Teachers, however, are different. We are what you might call the professional equivalent of refugees, fleeing the presumed disastrous condition of education of other Australian states.
Of course, before you can set foot inside a school, you're whipped off to the Institute of Teachers, where sniffer dogs investigate your deodorant status. That done, you front up to a corpse-like quasi KGB agent with perfect dentures and an interest in your credentials bordering on the pathological.
Don't get me wrong, I understand the need for caution; I'm cool with the fact that they need to see every piece of documentation I've received since I was 18, potentially even shopping dockets and bus tickets. This is standard bureaucratic fare.
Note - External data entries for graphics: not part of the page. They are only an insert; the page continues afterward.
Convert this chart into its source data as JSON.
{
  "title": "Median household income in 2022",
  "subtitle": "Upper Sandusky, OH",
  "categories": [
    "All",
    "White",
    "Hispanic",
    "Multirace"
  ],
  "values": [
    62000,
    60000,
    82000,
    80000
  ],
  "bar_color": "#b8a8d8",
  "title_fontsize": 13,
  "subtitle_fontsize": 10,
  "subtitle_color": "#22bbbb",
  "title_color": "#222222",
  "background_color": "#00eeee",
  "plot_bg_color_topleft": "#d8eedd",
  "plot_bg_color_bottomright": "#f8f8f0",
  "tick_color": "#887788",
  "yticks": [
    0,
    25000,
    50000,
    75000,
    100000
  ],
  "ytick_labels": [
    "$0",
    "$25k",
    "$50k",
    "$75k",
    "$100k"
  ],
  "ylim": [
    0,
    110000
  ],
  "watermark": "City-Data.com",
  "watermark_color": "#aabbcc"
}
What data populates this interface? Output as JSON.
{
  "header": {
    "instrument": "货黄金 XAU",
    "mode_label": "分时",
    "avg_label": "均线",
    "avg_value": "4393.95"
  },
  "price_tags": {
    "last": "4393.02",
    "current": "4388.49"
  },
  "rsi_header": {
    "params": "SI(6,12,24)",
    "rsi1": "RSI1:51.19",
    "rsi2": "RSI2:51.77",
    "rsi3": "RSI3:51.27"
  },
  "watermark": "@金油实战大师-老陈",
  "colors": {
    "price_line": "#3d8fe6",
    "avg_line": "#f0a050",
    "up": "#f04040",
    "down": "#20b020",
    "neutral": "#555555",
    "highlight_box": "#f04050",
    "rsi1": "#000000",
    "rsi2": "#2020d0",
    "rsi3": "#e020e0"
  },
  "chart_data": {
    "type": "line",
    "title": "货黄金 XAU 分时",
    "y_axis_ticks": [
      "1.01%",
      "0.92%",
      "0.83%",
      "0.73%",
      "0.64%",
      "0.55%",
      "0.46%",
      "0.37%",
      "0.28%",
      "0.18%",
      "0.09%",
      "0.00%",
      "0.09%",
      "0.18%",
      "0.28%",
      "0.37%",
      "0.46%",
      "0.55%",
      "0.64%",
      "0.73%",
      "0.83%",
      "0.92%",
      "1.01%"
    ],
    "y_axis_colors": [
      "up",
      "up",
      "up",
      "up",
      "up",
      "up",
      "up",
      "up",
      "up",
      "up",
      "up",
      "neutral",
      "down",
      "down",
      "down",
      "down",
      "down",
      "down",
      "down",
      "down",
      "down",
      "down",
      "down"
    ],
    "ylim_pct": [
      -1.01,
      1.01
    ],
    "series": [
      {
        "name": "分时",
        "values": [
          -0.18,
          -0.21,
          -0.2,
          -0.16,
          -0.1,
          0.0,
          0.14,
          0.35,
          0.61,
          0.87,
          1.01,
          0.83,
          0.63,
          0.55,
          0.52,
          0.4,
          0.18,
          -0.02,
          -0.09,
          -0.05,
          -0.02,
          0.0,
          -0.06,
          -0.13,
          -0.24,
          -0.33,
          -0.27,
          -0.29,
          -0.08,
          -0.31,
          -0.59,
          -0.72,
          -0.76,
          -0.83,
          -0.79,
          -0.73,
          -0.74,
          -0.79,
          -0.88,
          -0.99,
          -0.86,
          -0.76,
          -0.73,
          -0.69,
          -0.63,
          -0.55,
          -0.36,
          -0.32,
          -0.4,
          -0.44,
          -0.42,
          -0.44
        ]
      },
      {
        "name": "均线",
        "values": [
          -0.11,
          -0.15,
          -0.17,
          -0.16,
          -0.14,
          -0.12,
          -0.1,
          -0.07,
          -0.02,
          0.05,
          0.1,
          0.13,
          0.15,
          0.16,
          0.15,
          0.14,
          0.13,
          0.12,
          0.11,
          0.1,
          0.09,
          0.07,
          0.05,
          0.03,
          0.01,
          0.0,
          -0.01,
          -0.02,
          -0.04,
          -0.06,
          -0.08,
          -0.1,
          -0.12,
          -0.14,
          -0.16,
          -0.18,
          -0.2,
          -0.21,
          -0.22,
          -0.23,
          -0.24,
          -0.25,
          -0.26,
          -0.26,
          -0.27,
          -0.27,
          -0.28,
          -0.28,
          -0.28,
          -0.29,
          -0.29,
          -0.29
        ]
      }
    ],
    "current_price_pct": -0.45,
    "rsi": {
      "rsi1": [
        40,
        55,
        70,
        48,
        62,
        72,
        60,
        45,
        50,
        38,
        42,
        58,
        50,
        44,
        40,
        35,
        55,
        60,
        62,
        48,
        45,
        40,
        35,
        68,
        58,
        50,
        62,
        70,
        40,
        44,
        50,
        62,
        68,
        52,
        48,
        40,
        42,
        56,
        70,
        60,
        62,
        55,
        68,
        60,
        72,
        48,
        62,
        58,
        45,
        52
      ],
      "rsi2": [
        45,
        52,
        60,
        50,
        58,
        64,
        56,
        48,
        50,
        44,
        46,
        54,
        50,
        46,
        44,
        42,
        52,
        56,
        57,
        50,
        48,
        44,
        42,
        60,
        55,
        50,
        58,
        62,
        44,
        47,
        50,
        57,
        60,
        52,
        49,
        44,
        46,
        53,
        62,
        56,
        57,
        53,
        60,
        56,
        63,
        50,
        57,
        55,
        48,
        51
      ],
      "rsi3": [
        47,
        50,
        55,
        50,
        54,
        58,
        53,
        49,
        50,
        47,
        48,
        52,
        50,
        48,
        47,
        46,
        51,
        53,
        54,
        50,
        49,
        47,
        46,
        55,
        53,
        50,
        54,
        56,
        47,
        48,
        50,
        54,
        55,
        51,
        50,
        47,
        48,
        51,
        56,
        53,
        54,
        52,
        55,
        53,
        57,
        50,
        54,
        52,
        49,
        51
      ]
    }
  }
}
After the interview, I go home and wait. And wait. Five weeks on, there's a letter: "Further documentation required." Nothing wrong with being thorough.
"Mother's birth certificate." Could be tricky. I google "Irish Embassy". Another six weeks and the necessaries are in the mail, with a note confessing how hard it is to feed a family without a job and could they maybe speed the process up a tad?
Ninety-seven days exactly after that fateful river crossing, I receive permission to teach in the state of NSW. My wife and children are too weak with hunger to join in the celebration. I ring the Institute and thank them warmly, but I still have one query concerning the 40 per cent cut in my rate of pay.
"A New Scheme teacher," the officer explains, "is a graduate teacher, or equivalent."
"Then there must be some mistake, because I've been a teacher for 20 …"
"Or equivalent," she repeats. "You haven't taught in NSW for the past five years." "Yes but," I begin. "In New South Wales."
And the articulation of that name is nothing less than the passing of a sentence. I break down and beg forgiveness. She's not sure what the policy is on that, but she'll get back to me.